Planting everbearing strawberries allows the home gardener to enjoy fresh strawberries throughout the growing season.

Flavorful and low-maintenance everbearing strawberries (Fragaria x ananassa) offer two main crops of strawberries -- in the late spring and early fall -- with some berry production throughout the summer. Grown in U.S. Department of Agriculture hardiness zones 3 through 10, strawberries are hardy perennials that produce fruit when planted in full sun.
Strawberries come in three types: everbearing, day-neutral and June-bearing. While everbearing strawberries produce fruit from spring to fall, June-bearers produce fruits once a year in the summer. Day-neutral strawberries are similar to everbearing strawberries in that they produce fruit all summer; however, while everbearers produce more fruit at the beginning and the end of the season with a few fruits in the middle, day-neutral strawberries produce more consistently throughout the summer.
Planting Everbearing Strawberries
Select an area that receives full sun -- six to eight hours of sunlight a day -- for strawberries. As soon as the soil can be worked in the spring, till the garden space or use a spade to work up the soil and remove all grass and weeds. Add 1 pound of 10-10-10 fertilizer per 100 square feet of soil and work into the soil at least 6 inches deep.
Strawberries like loamy soil with pH of 5.8 to 6.5. To make soil more alkaline, add 3 pounds of lime per 100 square feet of soil per point increase. To reduce soil pH, add 1 1/2 pounds of elemental sulfur per 100 square feet of soil per point decrease.
Place strawberries 15 inches apart in three row sections. Leave a 2-foot walkway between each three row section. Make rows long enough to accommodate the desired number of plants with this spacing.

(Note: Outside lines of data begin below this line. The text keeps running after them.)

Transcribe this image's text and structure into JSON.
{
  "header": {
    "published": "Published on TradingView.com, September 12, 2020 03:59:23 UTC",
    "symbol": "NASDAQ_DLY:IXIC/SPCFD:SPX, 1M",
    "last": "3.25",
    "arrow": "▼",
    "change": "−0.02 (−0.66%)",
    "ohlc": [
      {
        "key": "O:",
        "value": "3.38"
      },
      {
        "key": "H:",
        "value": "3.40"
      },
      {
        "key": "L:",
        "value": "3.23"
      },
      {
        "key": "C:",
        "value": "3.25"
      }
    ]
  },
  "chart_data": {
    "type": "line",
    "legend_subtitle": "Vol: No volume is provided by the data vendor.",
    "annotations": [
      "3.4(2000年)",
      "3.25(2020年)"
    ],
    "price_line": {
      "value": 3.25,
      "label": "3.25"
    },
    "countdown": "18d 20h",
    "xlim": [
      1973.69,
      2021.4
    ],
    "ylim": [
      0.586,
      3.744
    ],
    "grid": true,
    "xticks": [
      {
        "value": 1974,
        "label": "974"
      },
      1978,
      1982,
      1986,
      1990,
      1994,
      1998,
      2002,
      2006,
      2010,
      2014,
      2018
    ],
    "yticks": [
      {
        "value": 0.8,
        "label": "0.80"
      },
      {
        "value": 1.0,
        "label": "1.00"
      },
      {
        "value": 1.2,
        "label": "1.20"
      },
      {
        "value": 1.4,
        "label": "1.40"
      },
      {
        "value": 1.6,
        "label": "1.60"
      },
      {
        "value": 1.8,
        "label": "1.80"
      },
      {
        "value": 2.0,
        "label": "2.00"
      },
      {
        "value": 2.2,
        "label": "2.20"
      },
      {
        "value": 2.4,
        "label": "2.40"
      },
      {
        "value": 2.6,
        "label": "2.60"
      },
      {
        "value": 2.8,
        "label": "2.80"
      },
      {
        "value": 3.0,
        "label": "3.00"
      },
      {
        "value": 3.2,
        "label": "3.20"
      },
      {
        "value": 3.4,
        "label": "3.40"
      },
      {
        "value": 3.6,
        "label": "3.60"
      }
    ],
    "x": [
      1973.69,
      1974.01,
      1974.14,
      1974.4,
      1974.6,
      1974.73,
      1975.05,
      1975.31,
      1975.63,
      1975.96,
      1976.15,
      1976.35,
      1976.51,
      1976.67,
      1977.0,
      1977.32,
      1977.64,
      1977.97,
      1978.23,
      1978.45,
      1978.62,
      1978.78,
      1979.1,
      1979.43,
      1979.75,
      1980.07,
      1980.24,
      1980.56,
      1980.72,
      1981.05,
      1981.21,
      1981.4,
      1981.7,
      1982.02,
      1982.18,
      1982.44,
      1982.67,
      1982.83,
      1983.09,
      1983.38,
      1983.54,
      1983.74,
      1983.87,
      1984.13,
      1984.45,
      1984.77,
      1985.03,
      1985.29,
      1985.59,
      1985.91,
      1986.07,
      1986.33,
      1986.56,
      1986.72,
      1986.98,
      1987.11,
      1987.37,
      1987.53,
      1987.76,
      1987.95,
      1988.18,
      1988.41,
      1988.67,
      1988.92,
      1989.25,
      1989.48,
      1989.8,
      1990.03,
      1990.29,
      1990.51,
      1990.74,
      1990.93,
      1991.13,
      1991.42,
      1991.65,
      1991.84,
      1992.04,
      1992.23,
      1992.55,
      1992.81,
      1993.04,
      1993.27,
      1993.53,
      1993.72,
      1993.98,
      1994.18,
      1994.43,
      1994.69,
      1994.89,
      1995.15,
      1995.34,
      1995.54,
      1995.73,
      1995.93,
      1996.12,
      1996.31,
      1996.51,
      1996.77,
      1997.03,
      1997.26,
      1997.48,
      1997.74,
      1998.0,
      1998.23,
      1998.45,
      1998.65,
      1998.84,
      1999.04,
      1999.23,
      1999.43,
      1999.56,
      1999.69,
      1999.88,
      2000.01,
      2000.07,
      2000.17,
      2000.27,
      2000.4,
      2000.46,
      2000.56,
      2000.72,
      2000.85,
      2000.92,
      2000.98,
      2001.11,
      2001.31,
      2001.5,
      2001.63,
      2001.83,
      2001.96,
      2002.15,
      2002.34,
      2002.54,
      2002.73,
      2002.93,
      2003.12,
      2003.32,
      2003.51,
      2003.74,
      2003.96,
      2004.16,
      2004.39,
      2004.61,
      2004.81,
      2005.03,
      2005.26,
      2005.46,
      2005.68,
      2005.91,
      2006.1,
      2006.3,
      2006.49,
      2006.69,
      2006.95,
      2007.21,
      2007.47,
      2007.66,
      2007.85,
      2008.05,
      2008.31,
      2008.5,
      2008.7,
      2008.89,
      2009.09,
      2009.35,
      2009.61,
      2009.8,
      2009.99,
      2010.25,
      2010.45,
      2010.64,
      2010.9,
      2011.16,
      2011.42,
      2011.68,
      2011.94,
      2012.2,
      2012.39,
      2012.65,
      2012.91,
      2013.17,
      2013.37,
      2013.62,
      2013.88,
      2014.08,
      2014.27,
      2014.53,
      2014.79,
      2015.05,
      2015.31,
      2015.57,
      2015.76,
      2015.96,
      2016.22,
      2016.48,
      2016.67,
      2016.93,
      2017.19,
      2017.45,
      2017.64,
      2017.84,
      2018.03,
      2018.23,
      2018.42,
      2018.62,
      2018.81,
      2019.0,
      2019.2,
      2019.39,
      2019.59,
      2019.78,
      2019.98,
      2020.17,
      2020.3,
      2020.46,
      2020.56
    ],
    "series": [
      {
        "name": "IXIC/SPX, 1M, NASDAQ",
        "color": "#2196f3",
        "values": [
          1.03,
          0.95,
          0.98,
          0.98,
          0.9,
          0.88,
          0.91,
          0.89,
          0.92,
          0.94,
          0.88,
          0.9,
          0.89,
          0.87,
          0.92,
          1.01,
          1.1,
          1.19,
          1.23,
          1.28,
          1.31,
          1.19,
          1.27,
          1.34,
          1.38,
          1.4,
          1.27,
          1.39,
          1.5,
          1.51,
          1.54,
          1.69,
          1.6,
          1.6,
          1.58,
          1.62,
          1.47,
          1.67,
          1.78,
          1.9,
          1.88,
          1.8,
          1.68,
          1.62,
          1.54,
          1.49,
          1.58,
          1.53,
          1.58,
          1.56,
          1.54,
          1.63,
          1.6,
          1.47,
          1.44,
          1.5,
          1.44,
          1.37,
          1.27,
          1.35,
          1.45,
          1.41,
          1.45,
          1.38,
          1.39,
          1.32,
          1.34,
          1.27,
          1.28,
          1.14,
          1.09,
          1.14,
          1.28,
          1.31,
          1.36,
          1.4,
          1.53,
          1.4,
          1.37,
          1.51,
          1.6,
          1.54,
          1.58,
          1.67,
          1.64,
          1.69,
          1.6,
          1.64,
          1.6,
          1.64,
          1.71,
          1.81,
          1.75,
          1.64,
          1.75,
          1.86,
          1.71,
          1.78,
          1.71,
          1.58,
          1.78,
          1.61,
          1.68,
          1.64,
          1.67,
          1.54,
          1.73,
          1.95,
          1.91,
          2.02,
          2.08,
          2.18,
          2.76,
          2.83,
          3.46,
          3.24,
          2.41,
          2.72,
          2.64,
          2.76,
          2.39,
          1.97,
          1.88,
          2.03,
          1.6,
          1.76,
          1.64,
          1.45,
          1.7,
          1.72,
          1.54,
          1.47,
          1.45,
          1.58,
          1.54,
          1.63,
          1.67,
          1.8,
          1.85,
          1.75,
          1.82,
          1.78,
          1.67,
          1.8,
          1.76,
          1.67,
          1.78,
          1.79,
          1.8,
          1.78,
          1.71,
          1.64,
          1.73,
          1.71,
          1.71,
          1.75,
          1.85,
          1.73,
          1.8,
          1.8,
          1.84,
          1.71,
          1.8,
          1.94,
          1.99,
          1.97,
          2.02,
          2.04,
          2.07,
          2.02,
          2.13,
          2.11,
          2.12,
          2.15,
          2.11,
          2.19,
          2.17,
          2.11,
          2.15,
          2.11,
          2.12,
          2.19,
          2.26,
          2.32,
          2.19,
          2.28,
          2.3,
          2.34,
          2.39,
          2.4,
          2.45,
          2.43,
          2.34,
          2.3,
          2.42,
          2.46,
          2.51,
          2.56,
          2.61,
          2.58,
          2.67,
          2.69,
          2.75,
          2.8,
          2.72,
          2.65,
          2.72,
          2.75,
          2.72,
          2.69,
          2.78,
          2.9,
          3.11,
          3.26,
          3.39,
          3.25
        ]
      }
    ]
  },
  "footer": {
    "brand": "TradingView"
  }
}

Dig a hole twice as wide as the root ball of the strawberry plant and deep enough that the middle of the crown is level with the soil surface. Refill the hole with soil and water deeply. Mulch around plants to prevent weeds.
Tip
Do not crowd plants by placing them too close together. This leads to disease and fungal problems.
Maintaining Plants
Water strawberries with 1 inch of water per week through spring, summer and fall. During times of excessive rain, do not water until the surface of the soil is dry.
Fertilize everbearing strawberries once a year with 1 pound of 10-10-10 per 100 square feet beginning after the first harvest in the second season and each following year. Rather than working the fertilizer into the soil, water thoroughly after fertilizing to get the fertilizer to the roots. Primary harvests will be in late spring and early fall, but continue to look for ripe fruits on everbearing varieties throughout summer.
Everbearing strawberries do not produce many runners -- stems protruding from the crown of the plant that produce a baby plant -- but they will produce some during the summer. Pinch off all runners at the point where they emerge from the plant. Pinching runners allows the plant to put all its energy toward fruit production rather than producing new plants.
In areas that experience freezing temperatures over the winter, cover strawberries with straw mulch after the first hard freeze. Keep the plants covered throughout winter. When temperatures begin to warm in the spring, start checking for new growth on strawberry plants. Remove mulch when new leaves start to appear from the center of the crown of the plant.
Tip
Expect to replace everbearing strawberries every three years to get the best fruit production.